Recorded in June 2023 in Ostrava. Released as digital audio on September 5, 2023 by © The Kapralova Society (2023).

Performed by the opera choir of the Moravian-Silesian National Theater, conducted by Alena Hron

Recorded and produced for The Kapralova Society by the Janacek Philharmonic Ostrava
Liner notes: Karla Hartl

Please note that this music is in print. Click here for the complete discography of Kapralova's music.

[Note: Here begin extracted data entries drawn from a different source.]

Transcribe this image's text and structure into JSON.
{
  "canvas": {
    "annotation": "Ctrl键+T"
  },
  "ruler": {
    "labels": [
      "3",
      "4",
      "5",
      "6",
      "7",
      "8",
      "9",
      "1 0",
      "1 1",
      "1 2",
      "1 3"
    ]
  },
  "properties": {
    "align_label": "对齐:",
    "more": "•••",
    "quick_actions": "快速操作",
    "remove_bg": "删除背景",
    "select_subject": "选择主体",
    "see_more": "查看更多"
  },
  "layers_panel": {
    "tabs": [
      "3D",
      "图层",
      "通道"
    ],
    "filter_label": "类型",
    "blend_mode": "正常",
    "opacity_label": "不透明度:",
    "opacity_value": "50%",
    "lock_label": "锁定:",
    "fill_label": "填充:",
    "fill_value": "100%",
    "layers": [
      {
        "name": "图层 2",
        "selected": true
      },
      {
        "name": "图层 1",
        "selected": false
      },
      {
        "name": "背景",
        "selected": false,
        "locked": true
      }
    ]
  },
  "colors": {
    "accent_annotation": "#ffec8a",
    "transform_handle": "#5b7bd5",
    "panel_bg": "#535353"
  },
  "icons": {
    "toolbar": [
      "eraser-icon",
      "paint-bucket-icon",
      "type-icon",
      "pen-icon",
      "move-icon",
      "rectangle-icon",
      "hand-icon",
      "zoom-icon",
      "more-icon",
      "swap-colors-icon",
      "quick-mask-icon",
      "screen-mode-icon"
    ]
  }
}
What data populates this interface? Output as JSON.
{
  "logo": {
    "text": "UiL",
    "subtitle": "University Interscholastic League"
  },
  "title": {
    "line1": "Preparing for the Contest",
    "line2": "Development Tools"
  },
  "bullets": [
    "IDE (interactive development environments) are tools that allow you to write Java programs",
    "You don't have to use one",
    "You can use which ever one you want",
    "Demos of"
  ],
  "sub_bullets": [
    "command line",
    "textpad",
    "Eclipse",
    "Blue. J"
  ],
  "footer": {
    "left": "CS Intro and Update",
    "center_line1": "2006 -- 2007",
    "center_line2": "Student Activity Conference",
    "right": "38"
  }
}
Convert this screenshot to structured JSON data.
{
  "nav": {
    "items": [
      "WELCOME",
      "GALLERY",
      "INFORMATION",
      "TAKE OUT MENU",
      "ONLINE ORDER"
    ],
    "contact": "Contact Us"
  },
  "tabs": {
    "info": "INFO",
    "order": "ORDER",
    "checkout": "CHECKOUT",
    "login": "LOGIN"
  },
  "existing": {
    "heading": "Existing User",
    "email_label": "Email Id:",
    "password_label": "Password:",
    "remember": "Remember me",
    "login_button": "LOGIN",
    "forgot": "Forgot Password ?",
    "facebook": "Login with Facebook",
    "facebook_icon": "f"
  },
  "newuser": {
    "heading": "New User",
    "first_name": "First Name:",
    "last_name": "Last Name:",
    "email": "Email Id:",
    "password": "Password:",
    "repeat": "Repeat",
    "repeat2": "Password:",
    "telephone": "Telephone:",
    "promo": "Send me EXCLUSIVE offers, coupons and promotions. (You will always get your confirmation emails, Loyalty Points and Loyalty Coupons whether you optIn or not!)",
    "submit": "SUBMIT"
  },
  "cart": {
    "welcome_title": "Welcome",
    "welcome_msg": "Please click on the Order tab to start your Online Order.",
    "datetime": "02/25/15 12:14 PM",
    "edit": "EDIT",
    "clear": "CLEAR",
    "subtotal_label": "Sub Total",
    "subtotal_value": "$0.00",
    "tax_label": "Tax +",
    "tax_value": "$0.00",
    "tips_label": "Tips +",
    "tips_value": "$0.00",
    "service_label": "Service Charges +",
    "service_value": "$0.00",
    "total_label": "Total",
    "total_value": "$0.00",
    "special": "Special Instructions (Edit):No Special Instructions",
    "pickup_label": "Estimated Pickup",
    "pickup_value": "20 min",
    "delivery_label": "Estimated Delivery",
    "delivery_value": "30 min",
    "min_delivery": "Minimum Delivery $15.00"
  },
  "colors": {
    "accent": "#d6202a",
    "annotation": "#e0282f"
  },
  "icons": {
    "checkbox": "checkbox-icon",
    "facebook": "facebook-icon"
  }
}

Kapralova composed Dva zenske sbory, op. 17, the two choruses for women’s voices a cappella, during her studies at the Prague Conservatory Master School: “Vezdicka” is from March 1936 (noted in the composer’s diary on March 16), “Potpolis” from December 1936. Both place considerable demands on the singers in terms of intonation, rhythm, and diction, for Kaprálová did not concern herself with ease of execution, clearly giving preference to musical ideas over the technical possibilities of choral singing. Perhaps she did not expect them ever to be performed. Indeed, it was only at the request of her father, Vaclav Kapral, who wanted them to be included in the repertoire of a local women’s choir (possibly Vachuv sbor moravskych ucitelek) that she revisited the score more than a year later. Kapral, who was an experienced choirmaster, took the liberty of revising both pieces prior to sending them, a few days before Christmas 1937, to Kapralova for approval. She was not pleased with the revisions, however, particularly disliking his interventions in “Vezdicka”: “As for the choruses, Dad, it’s a difficult matter,” she wrote to Vaclav Kapral in January 1938, “you must first send me the original for reference. I don’t like the way you corrected Vezdicka, for example. It’s too fractured, and it touches a certain peak a few times, weakening the dynamics.” However, the cantata Ilena, Carillon variations, and a few other compositions, on which Kaprálová worked simultaneously in the early months of 1938, occupied her mind to such an extent that in March she eventually gave in for lack of time: “There’s nothing that can be done for the choruses except for composing them anew or leave them as you corrected them. They are too difficult to sing. If you insist that they should be performed, so be it, but they will curse me like starlings.” Despite her self-criticism, Kaprálová later assigned the two choral pieces an opus number, thus acknowledging their indisputable quality, and included them in her catalogue.